And I feel like some bird of paradise
My bad fortune slipping away
And I feel the innocence of a child
Everybody’s got something good to say.

-PJ Harvey, Good Fortune

I could tell you all of the “bad” things that have happened to me in the past few years, things I may have brought on myself in some ways, self-destructive patterns getting the best of me, and some just plain old bad luck, the kind that drags you down for no karmic reason and keeps you feeling bad about yourself and anxious for years.

But tonight, I want to share the two things that have actually blessed my life in the past few years, two experiences that stand out and shape my life for the better.

When J and I started dating after several years of being friends, things just slipped into place. With both of our lives falling apart around us, we would stay up late, drinking tequila, opening bottles of wine when we should have been going to bed, talking for hours, and eventually, well, not talking. It was magical. We would listen to an XX song and feel like it was about us. We would lie around for hours on a Saturday morning, sharing our knowledge
about psychology and architecture, respectively, feeling like we were tripping off of the dopamine and oxytocin our brains were making for each other. When J left for Europe for three weeks she left me a secret package full of gifts to tide me over, and sent me handwritten letters from her hotel rooms in the Alps. We weren’t sure what would happen, both coming out of long-term relationships and J, about to move to LA. One night when we were talking about this, I told her how lucky I felt, how I would never walk away from something so obvious, how I didn’t even feel like a good or gracious person, but somehow I had been graced with her love.

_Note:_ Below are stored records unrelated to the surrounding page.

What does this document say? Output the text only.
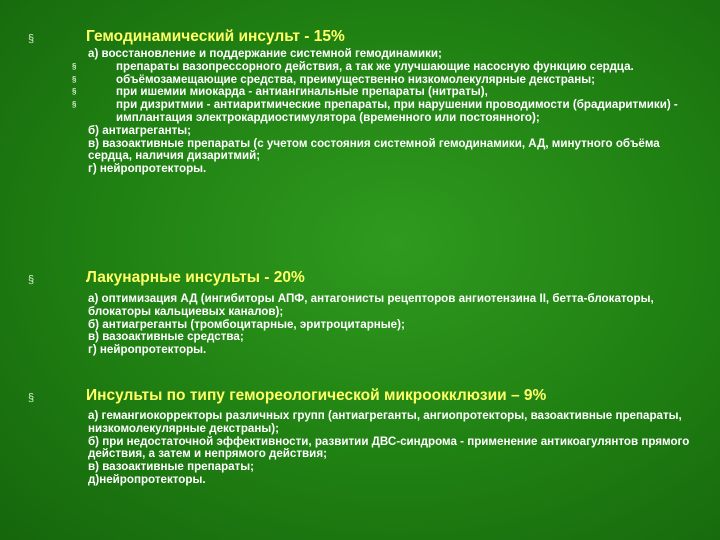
§	Гемодинамический инсульт - 15%

а) восстановление и поддержание системной гемодинамики;

§	препараты вазопрессорного действия, а так же улучшающие насосную функцию сердца.
§	объёмозамещающие средства, преимущественно низкомолекулярные декстраны;
§	при ишемии миокарда - антиангинальные препараты (нитраты),
§	при дизритмии - антиаритмические препараты, при нарушении проводимости (брадиаритмики) - имплантация электрокардиостимулятора (временного или постоянного);

б) антиагреганты;

в) вазоактивные препараты (с учетом состояния системной гемодинамики, АД, минутного объёма сердца, наличия дизаритмий;

г) нейропротекторы.

§	Лакунарные инсульты - 20%

а) оптимизация АД (ингибиторы АПФ, антагонисты рецепторов ангиотензина II, бетта-блокаторы, блокаторы кальциевых каналов);

б) антиагреганты (тромбоцитарные, эритроцитарные);

в) вазоактивные средства;

г) нейропротекторы.

§	Инсульты по типу гемореологической микроокклюзии – 9%

а) гемангиокорректоры различных групп (антиагреганты, ангиопротекторы, вазоактивные препараты, низкомолекулярные декстраны);

б) при недостаточной эффективности, развитии ДВС-синдрома - применение антикоагулянтов прямого действия, а затем и непрямого действия;

в) вазоактивные препараты;

д)нейропротекторы.
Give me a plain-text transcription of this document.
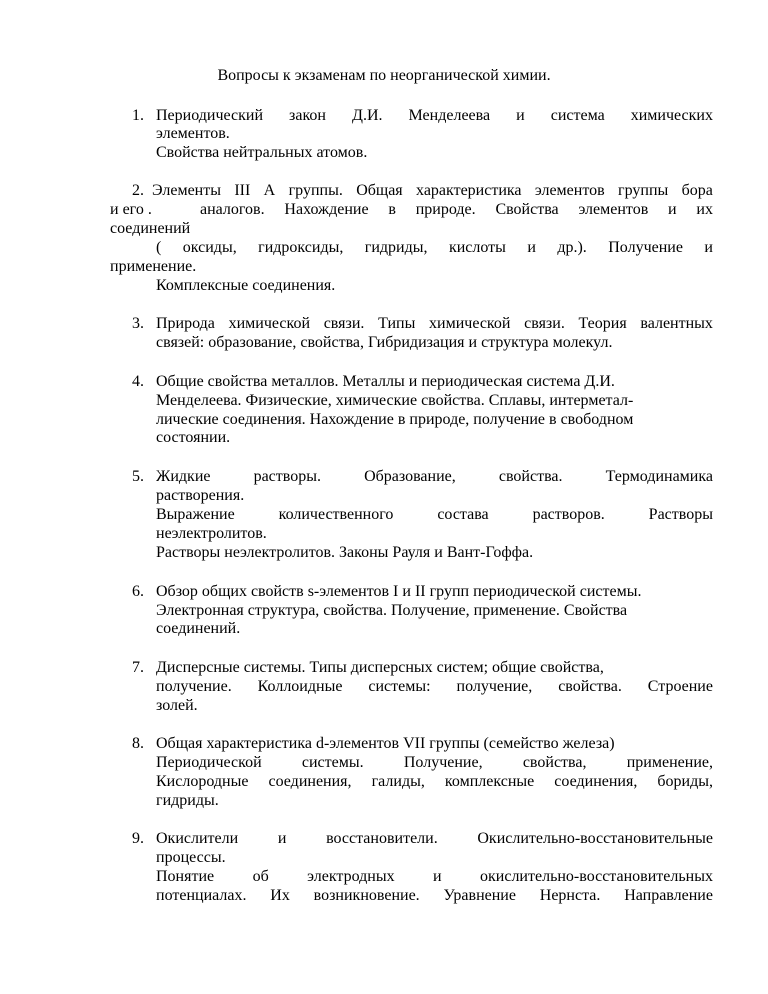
Вопросы к экзаменам по неорганической химии.
1. Периодический закон Д.И. Менделеева и система химических
элементов.
Свойства нейтральных атомов.
2. Элементы III А группы. Общая характеристика элементов группы бора
и его .	аналогов. Нахождение в природе. Свойства элементов и их
соединений
( оксиды, гидроксиды, гидриды, кислоты и др.). Получение и
применение.
Комплексные соединения.
3. Природа химической связи. Типы химической связи. Теория валентных
связей: образование, свойства, Гибридизация и структура молекул.
4. Общие свойства металлов. Металлы и периодическая система Д.И.
Менделеева. Физические, химические свойства. Сплавы, интерметал-
лические соединения. Нахождение в природе, получение в свободном
состоянии.
5. Жидкие	растворы.	Образование,	свойства.	Термодинамика
растворения.
Выражение	количественного	состава	растворов.	Растворы
неэлектролитов.
Растворы неэлектролитов. Законы Рауля и Вант-Гоффа.
6. Обзор общих свойств s-элементов I и II групп периодической системы.
Электронная структура, свойства. Получение, применение. Свойства
соединений.
7. Дисперсные системы. Типы дисперсных систем; общие свойства,
получение. Коллоидные системы: получение, свойства. Строение
золей.
8. Общая характеристика d-элементов VII группы (семейство железа)
Периодической	системы.	Получение,	свойства,	применение,
Кислородные соединения, галиды, комплексные соединения, бориды,
гидриды.
9. Окислители и восстановители. Окислительно-восстановительные
процессы.
Понятие об электродных и окислительно-восстановительных
потенциалах. Их возникновение. Уравнение Нернста. Направление
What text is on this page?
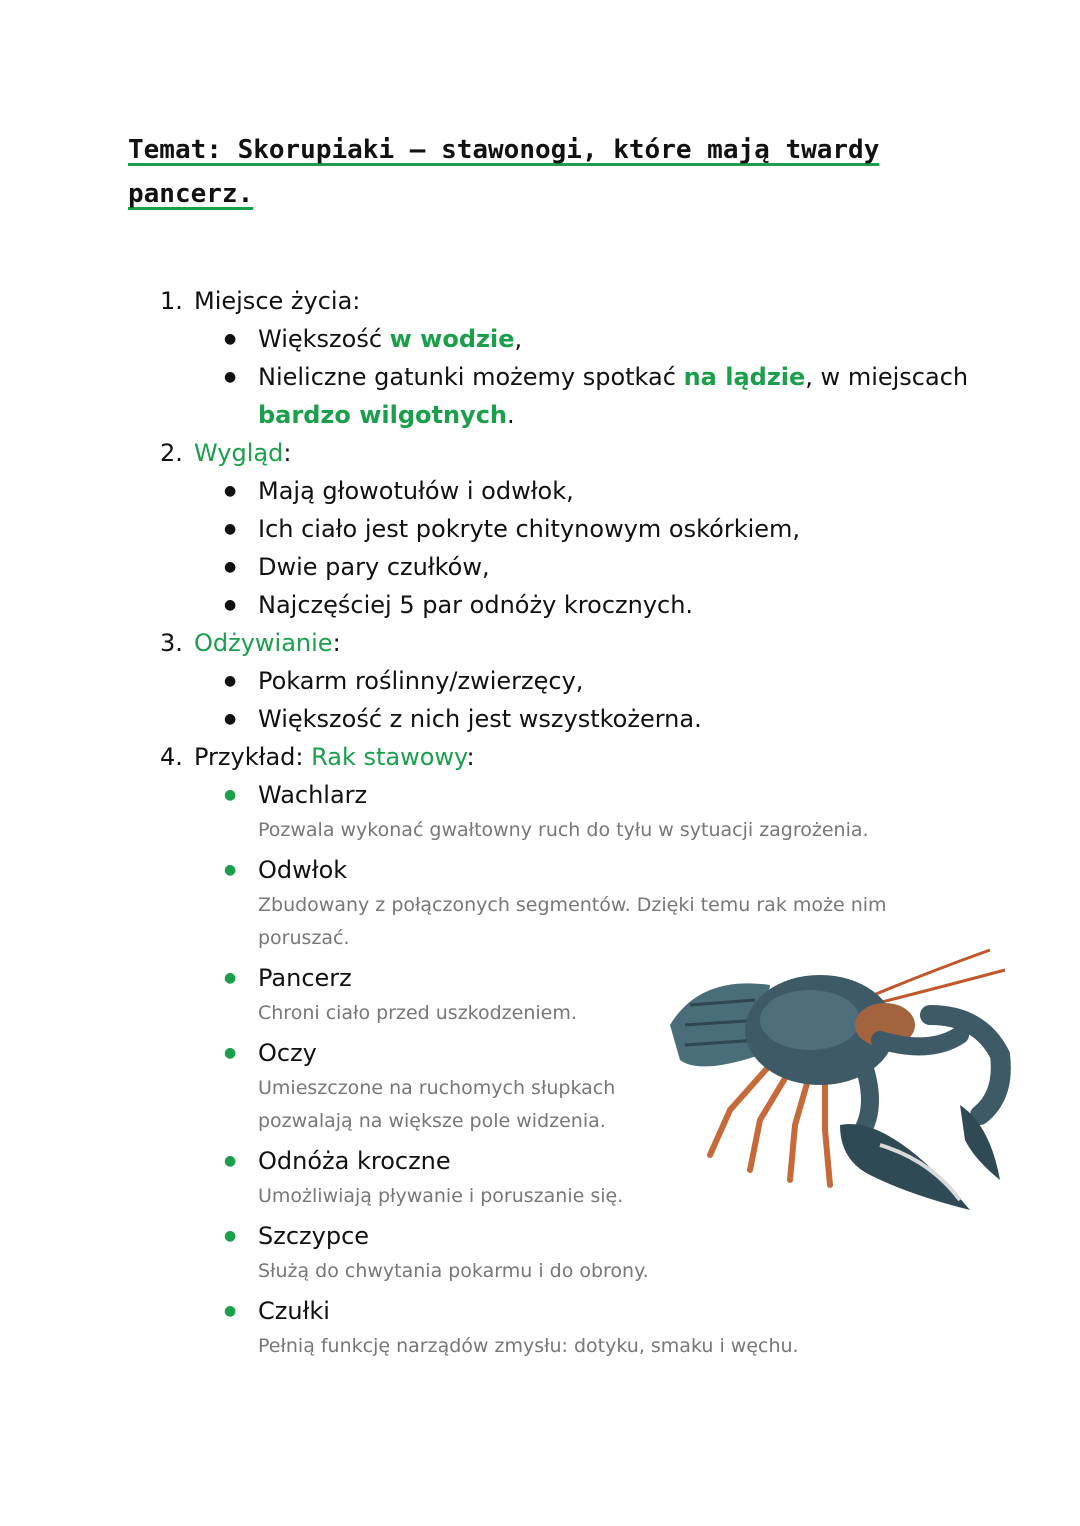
Temat: Skorupiaki – stawonogi, które mają twardy
pancerz.
1. Miejsce życia:
● Większość w wodzie,
● Nieliczne gatunki możemy spotkać na lądzie, w miejscach bardzo wilgotnych.
2. Wygląd:
● Mają głowotułów i odwłok,
● Ich ciało jest pokryte chitynowym oskórkiem,
● Dwie pary czułków,
● Najczęściej 5 par odnóży krocznych.
3. Odżywianie:
● Pokarm roślinny/zwierzęcy,
● Większość z nich jest wszystkożerna.
4. Przykład: Rak stawowy:
● Wachlarz
Pozwala wykonać gwałtowny ruch do tyłu w sytuacji zagrożenia.
● Odwłok
Zbudowany z połączonych segmentów. Dzięki temu rak może nim poruszać.
● Pancerz
Chroni ciało przed uszkodzeniem.
● Oczy
Umieszczone na ruchomych słupkach pozwalają na większe pole widzenia.
● Odnóża kroczne
Umożliwiają pływanie i poruszanie się.
● Szczypce
Służą do chwytania pokarmu i do obrony.
● Czułki
Pełnią funkcję narządów zmysłu: dotyku, smaku i węchu.
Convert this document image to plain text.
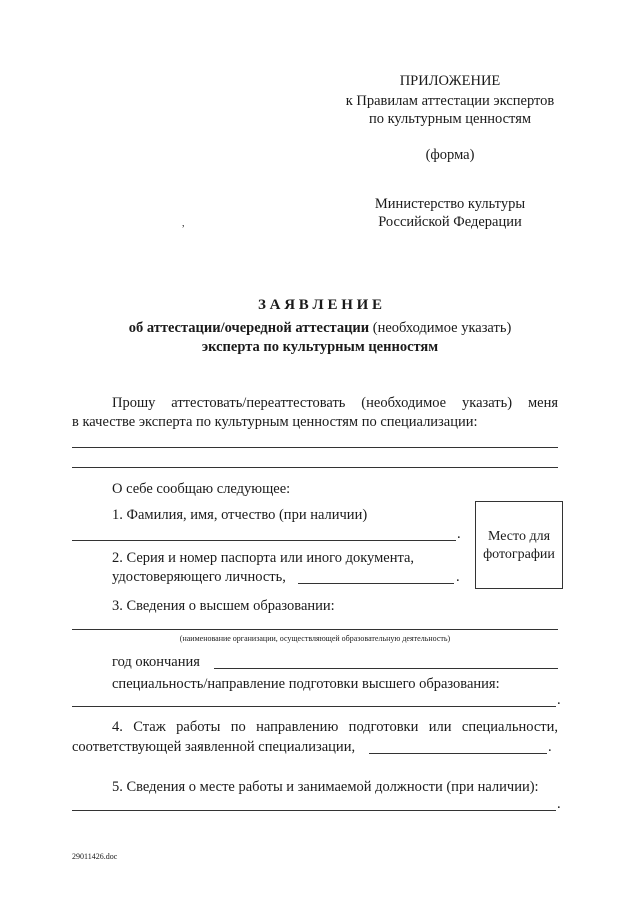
ПРИЛОЖЕНИЕ
к Правилам аттестации экспертов
по культурным ценностям
(форма)
Министерство культуры
Российской Федерации
,
З А Я В Л Е Н И Е
об аттестации/очередной аттестации (необходимое указать)
эксперта по культурным ценностям
Прошу аттестовать/переаттестовать (необходимое указать) меня
в качестве эксперта по культурным ценностям по специализации:
О себе сообщаю следующее:
1. Фамилия, имя, отчество (при наличии)
.
2. Серия и номер паспорта или иного документа,
удостоверяющего личность,	.
Место для
фотографии
3. Сведения о высшем образовании:
(наименование организации, осуществляющей образовательную деятельность)
год окончания
специальность/направление подготовки высшего образования:
.
4. Стаж работы по направлению подготовки или специальности,
соответствующей заявленной специализации,	.
5. Сведения о месте работы и занимаемой должности (при наличии):
.
29011426.doc
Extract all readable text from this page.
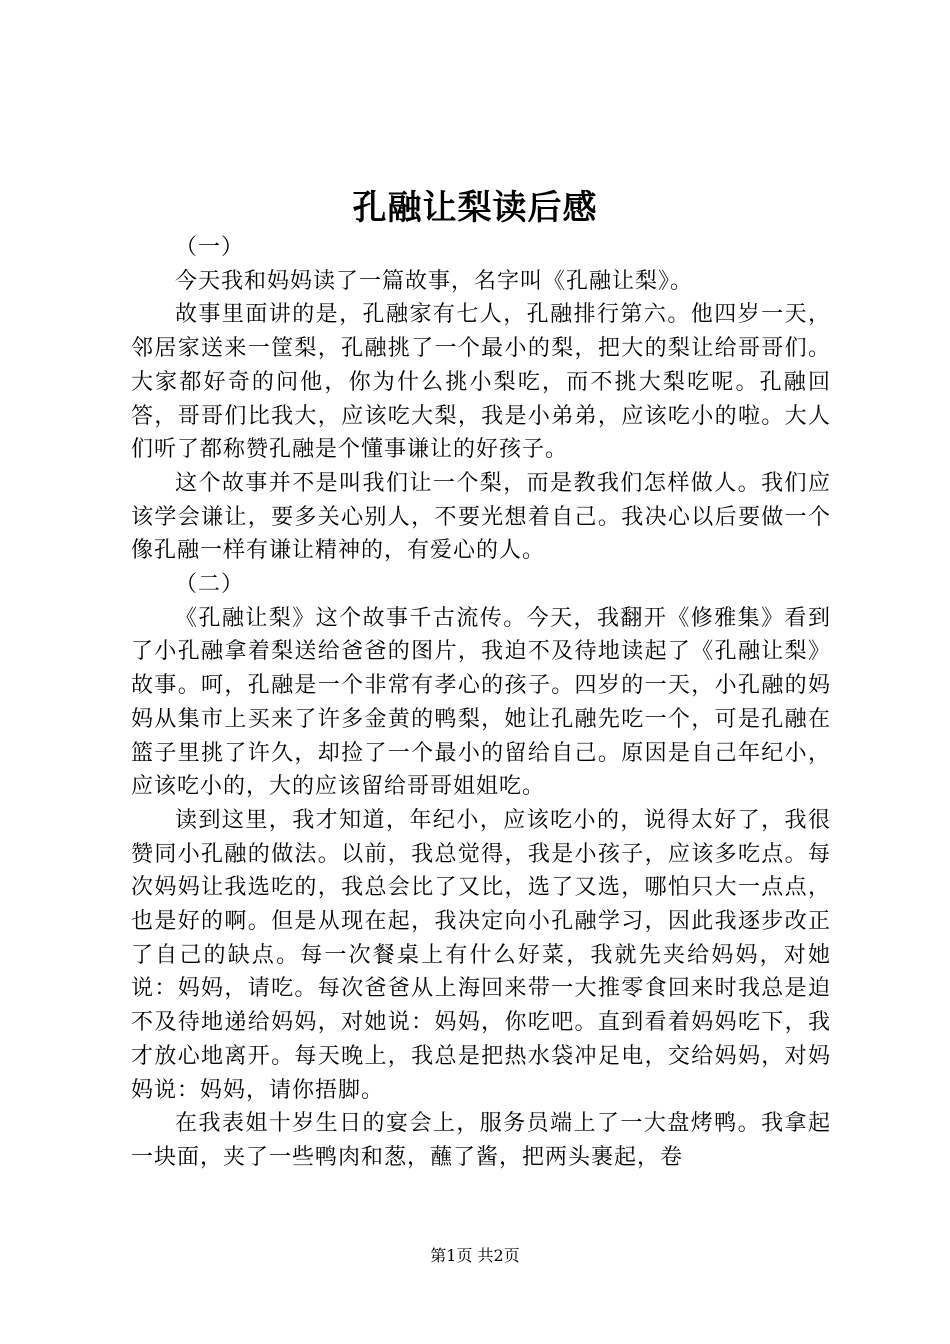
孔融让梨读后感

（一）

今天我和妈妈读了一篇故事，名字叫《孔融让梨》。

故事里面讲的是，孔融家有七人，孔融排行第六。他四岁一天，邻居家送来一筐梨，孔融挑了一个最小的梨，把大的梨让给哥哥们。大家都好奇的问他，你为什么挑小梨吃，而不挑大梨吃呢。孔融回答，哥哥们比我大，应该吃大梨，我是小弟弟，应该吃小的啦。大人们听了都称赞孔融是个懂事谦让的好孩子。

这个故事并不是叫我们让一个梨，而是教我们怎样做人。我们应该学会谦让，要多关心别人，不要光想着自己。我决心以后要做一个像孔融一样有谦让精神的，有爱心的人。

（二）

《孔融让梨》这个故事千古流传。今天，我翻开《修雅集》看到了小孔融拿着梨送给爸爸的图片，我迫不及待地读起了《孔融让梨》故事。呵，孔融是一个非常有孝心的孩子。四岁的一天，小孔融的妈妈从集市上买来了许多金黄的鸭梨，她让孔融先吃一个，可是孔融在篮子里挑了许久，却捡了一个最小的留给自己。原因是自己年纪小，应该吃小的，大的应该留给哥哥姐姐吃。

读到这里，我才知道，年纪小，应该吃小的，说得太好了，我很赞同小孔融的做法。以前，我总觉得，我是小孩子，应该多吃点。每次妈妈让我选吃的，我总会比了又比，选了又选，哪怕只大一点点，也是好的啊。但是从现在起，我决定向小孔融学习，因此我逐步改正了自己的缺点。每一次餐桌上有什么好菜，我就先夹给妈妈，对她说：妈妈，请吃。每次爸爸从上海回来带一大推零食回来时我总是迫不及待地递给妈妈，对她说：妈妈，你吃吧。直到看着妈妈吃下，我才放心地离开。每天晚上，我总是把热水袋冲足电，交给妈妈，对妈妈说：妈妈，请你捂脚。

在我表姐十岁生日的宴会上，服务员端上了一大盘烤鸭。我拿起一块面，夹了一些鸭肉和葱，蘸了酱，把两头裹起，卷

第1页 共2页
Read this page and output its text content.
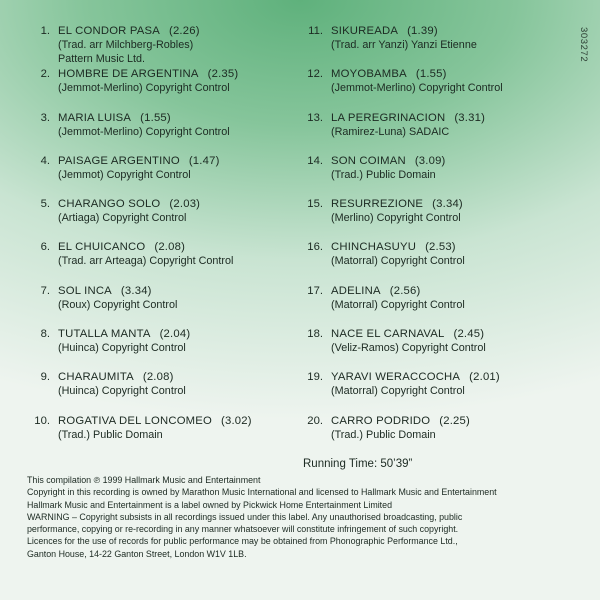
1. EL CONDOR PASA (2.26)
(Trad. arr Milchberg-Robles)
Pattern Music Ltd.
2. HOMBRE DE ARGENTINA (2.35)
(Jemmot-Merlino) Copyright Control
3. MARIA LUISA (1.55)
(Jemmot-Merlino) Copyright Control
4. PAISAGE ARGENTINO (1.47)
(Jemmot) Copyright Control
5. CHARANGO SOLO (2.03)
(Artiaga) Copyright Control
6. EL CHUICANCO (2.08)
(Trad. arr Arteaga) Copyright Control
7. SOL INCA (3.34)
(Roux) Copyright Control
8. TUTALLA MANTA (2.04)
(Huinca) Copyright Control
9. CHARAUMITA (2.08)
(Huinca) Copyright Control
10. ROGATIVA DEL LONCOMEO (3.02)
(Trad.) Public Domain
11. SIKUREADA (1.39)
(Trad. arr Yanzi) Yanzi Etienne
12. MOYOBAMBA (1.55)
(Jemmot-Merlino) Copyright Control
13. LA PEREGRINACION (3.31)
(Ramirez-Luna) SADAIC
14. SON COIMAN (3.09)
(Trad.) Public Domain
15. RESURREZIONE (3.34)
(Merlino) Copyright Control
16. CHINCHASUYU (2.53)
(Matorral) Copyright Control
17. ADELINA (2.56)
(Matorral) Copyright Control
18. NACE EL CARNAVAL (2.45)
(Veliz-Ramos) Copyright Control
19. YARAVI WERACCOCHA (2.01)
(Matorral) Copyright Control
20. CARRO PODRIDO (2.25)
(Trad.) Public Domain
Running Time: 50’39”

This compilation ℗ 1999 Hallmark Music and Entertainment

Copyright in this recording is owned by Marathon Music International and licensed to Hallmark Music and Entertainment

Hallmark Music and Entertainment is a label owned by Pickwick Home Entertainment Limited

WARNING – Copyright subsists in all recordings issued under this label. Any unauthorised broadcasting, public

performance, copying or re-recording in any manner whatsoever will constitute infringement of such copyright.

Licences for the use of records for public performance may be obtained from Phonographic Performance Ltd.,

Ganton House, 14-22 Ganton Street, London W1V 1LB.

303272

The second fortunate thing happened today, when I got our genetic testing results. I’d been refreshing my email frantically on my phone whenever I returned to my desk, knowing they’d be coming soon as they were already several days late. One of those times I was rewarded with an alert from Kaiser notifying me that the results were ready. I called J but she was at a meeting on a business trip in Arizona, so I opened the email myself (we had decided this would be okay ahead of time). The email said that our results came back negative for any type of Downs Syndrome or other chromosomal abnormality, and that the baby is likely a… GIRL! I’m ecstatic. I really felt like it would be a boy, simply because I wanted a girl so badly that I had jinxed it. I read it over and over again to be sure I wasn’t imagining it, but it really said a girl! A healthy baby girl, growing inside me! I’ve wanted a little girl for years. Of course I would’ve adored a boy and instantly been excited about him, too.

Soon I will let myself fantasize about names and clothes and so nursery, but I’m still a little cautious. For now, I just want to hug my baby but as she’s still inside me, I’ll settle for holding her tight in my belly.